En Abancay no hace frío. Es decir, no hace el frío del Cusco o Andahuaylas, ciudades que nos envidiaban por nuestro clima y que trataban de menospreciarnos porque no teníamos aeropuerto. Los abanquinos decíamos en nuestra defensa, que no necesitábamos aeropuerto y que para eso estaban esas dos ciudades que eran nuestras punas. La broma llegaba más allá: Cuando nos tocaba perder en el deporte en alguna de esas dos ciudades, decíamos que nos había chocado la altura. Y es que Abancay está a 2300 msnm y es la ciudad de la eterna primavera, más que Trujillo que también presume de ese calificativo, por supuesto.
En el día, el sol y el calorcito nos hacía buscar a un paletero o chupetero para calmar la sed. En la radio, se podía escuchar la propaganda de las famosas paletas de los Quintana de la calle Grau: “Disparos perfectos al calor y la sofocación… Bam-Bam!!!”. Sus vendedores, paseaban por las calles, los estadios y los espectáculos en el coliseo con la caja amarilla que los caracterizaba.
Nosotros, los de la calle Unión, teníamos cerca a la Sureñita, la paletería de la familia Cuéllar en la esquina de nuestra calle con Díaz Bárcenas. Era casi una costumbre, luego de una tarde de juegos incansables en “la prevo”, alborotar la tienda para comprar las paletas en cualquier mes del año. También, hacia abajo y en nuestra calle, estaba la casa de los Prosopio, cuyo patriarca salía con su triciclo amarillo donde decía “Heladería Ampay”. Y a veces, cuando dejaba el triciclo en su puerta, hacíamos la travesura de sacarle varios barquillos para comerlos como si fueran galletas de champán.
Como en todo, cada barrio debe tener su propia historia. En las calles podías ver a los paleteros de “Ibis” y otros que vendían unas paletas en forma de choclo. Y quienes eran más grandes que nosotros, que éramos niños y adolescentes, preferían ir a la Heladería Mundial, de la familia Casas, donde podías degustar la cremolada más exquisita y a donde pude ir alguna vez invitado por Marco Gamarra por haber completado un equipo de basket en algún juego informal cuando yo aún tenía doce años. Y es que, claro, yo jugaba básket desde pequeño e iba a ver los grandes hasta en los entrenamientos.

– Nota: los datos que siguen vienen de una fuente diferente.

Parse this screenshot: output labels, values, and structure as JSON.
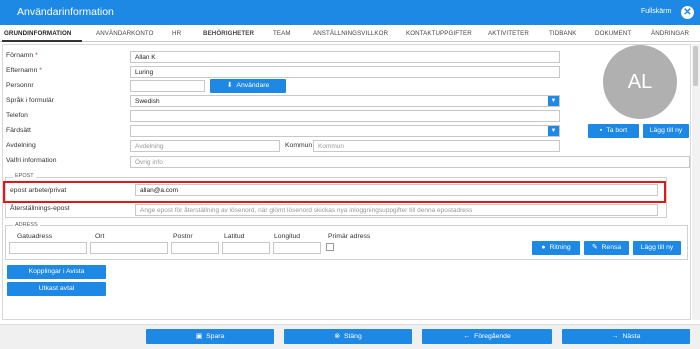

En las noches, era un lujo comer un pollito a la brasa. No era barato, porque en una ciudad donde la ganadería es una actividad más natural, la carne roja era barata y la de pollo era más cara, al revés que en Lima. Nosotros comíamos el mejor bistec cuando no había plata y estofado de pollo cuando la familia podía gastar algo más.
Volviendo a las pollerías… tal vez la costumbre cambió, pero en Abancay de los ochenta sólo estaban abiertas en las noches. Y de seguro cada familia tenía su pollería favorita. Tal vez El Farol, que estaba en la calle Arenas, era la tradicional y más concurrida, y era a donde íbamos a comprar pollo para toda la familia, cuando mi papá cobraba su sueldo de fin de mes.
Frente al Hotel de Turistas estaba “La Granja Pollo Brass” y había otras como “El Pico de Oro”, pero también estaban las sin nombre, que por supuesto tenían su toque especial. Recuerdo una que abrieron en la esquina de las calles Unión y Arequipa, al costado de la Botica Belga. Para nosotros era curioso que en ese local, un tiempo funcionaba una tienda de plásticos, luego era una zapatería y en un momento pasó a ser una pollería sin nombre. Un día, al pasar con nuestros amigos, a uno de ellos se le ocurrió comentar: “Mira, ahora es pollería, qué cachoso”. Por eso en mi barrio, la conocíamos como “Pollería el Cachoso”.
No sé si ahora es diferente, pero a veces, cuando nos reencontramos con los amigos en Abancay, quisiéramos ver por un momento el mismo ambiente que recordamos de los maravillosos años, con las paletas que teníamos de niños y con la familia alrededor de una mesa, en la mejor pollería.